Our research shows that couples who pray together are more apt to reap all kinds of benefits, including better and more frequent communication, going on “dates” more frequently and having sex more frequently.
Just because you’re offended doesn’t mean the other person is offensive.
Often the apparent issue isn’t the real issue; the real issue is always a matter of love or respect.
When we feel crippling discouragement by the sinful choices and outcomes of our kids, we must not let this permanently deter us from parenting God’s way.
Focus on the positive in the midst of the negative, and the Energizing Cycle will keep right on humming.
There is a discrepancy between who we want to be and see ourselves to be and how we actually sound in voice and writing. But with self-reflection and honesty, we can turn the corner and improve our communication. We need only evaluate what we are about to communicate.
Recognize your different gifts--how each of you (Pink and Blue) functions according to God’s perfect design.
Thank the Lord for the goodwill each of you has toward the other. Ask Him for strength to give each other the benefit of the doubt during moments when someone’s goodwill seems to be lacking. “He who seeks good finds goodwill, but evil comes to him who searches for it.” (Proverbs 11:27)
A husband may deserve contempt, but that doesn’t win him any more than harshness and anger wins the heart of a woman.
When we speak before we think, we widen the chances the other person(s) will be notably hurt, frustrated, confused, angry, fearful, or offended by something we’ve communicated.
Husbands, even Jesus Himself was asked by a woman, “Do you not care?” (Luke 10:40) When your wife accuses you of not caring, decode her deeper meaning.
We fool ourselves into thinking the other person causes us to be the way we are. They really don’t! But if we lock into that idea, we become helpless, hopeless victims.
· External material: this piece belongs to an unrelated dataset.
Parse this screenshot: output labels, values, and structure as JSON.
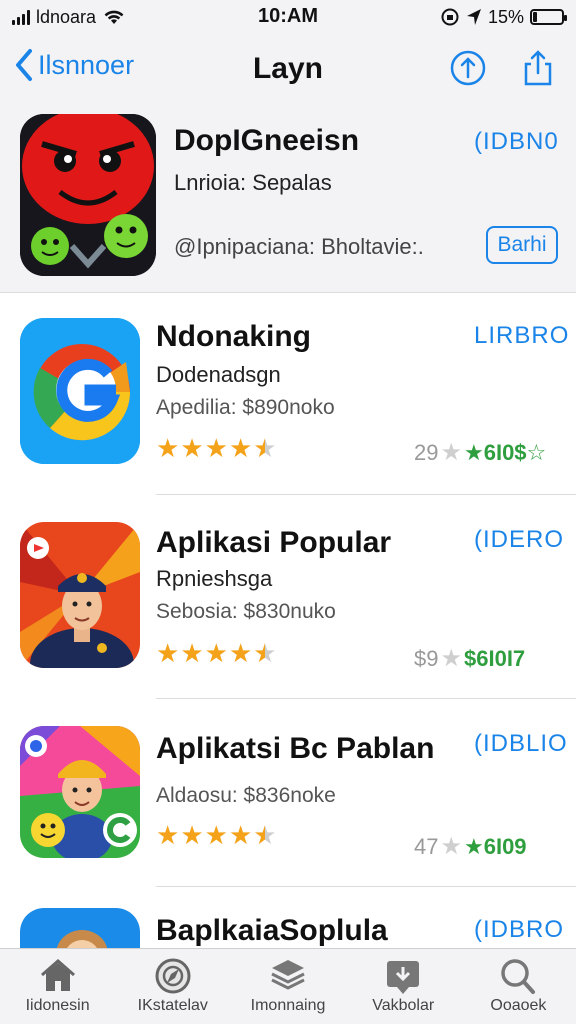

When a husband chooses to come across lovingly even though he feels disrespected, he can prevent the Crazy Cycle from spinning and possibly getting out of control.
When you relinquish an offense, you need to send that offense somewhere. So follow Jesus’ example and release it to your heavenly Father.
God designed the woman to love. He’s not going to command her to agape her husband when He created her to do that in the first place. God is not into redundancy.
I had often asked God to compensate for my mistakes, but in return had I thought He would give me perfect children?
No matter how difficult your spouse may be at the moment, your spouse does not have control over your reaction; you do. You may be experiencing disappointment, frustration, or anger, but you always have a choice.
His love blesses regardless of her respect; her respect blesses regardless of his love.
[Husbands] as the church places her burdens on Christ, so a woman needs to place her burdens on her husband. When she shares with you, don’t assume she is asking you to solve the problem. Ask your wife, “Do you want a solution or a listening ear?”
“With eyes of faith, envision Jesus standing just beyond the shoulder of your spouse and listening to every word you speak in every conversation, pleasant or tense. When you speak lovingly or respectfully to your spouse, you are speaking to Christ. Your spouse just happens to be there too.” This truth has sanctified the lips of many. Instead of giving their spouse a verbal whipping or choking on the idea of saying anything positive, now some spouses are motivated to speak words of unconditional love or respect.
If you want your wife to express appreciation for your attempts to be loving, you must use thankful words when she tries to speak or act respectfully.
Wives, to energize your husband do an activity with him, shoulder-to-shoulder, without talking.
Your spouse can have a need that you don’t have and that’s okay.
Do not live by the standards of Hollywood; trust what God says in His Holy Word.
Share what God is saying to your heart, not what you think He needs to say to your mate.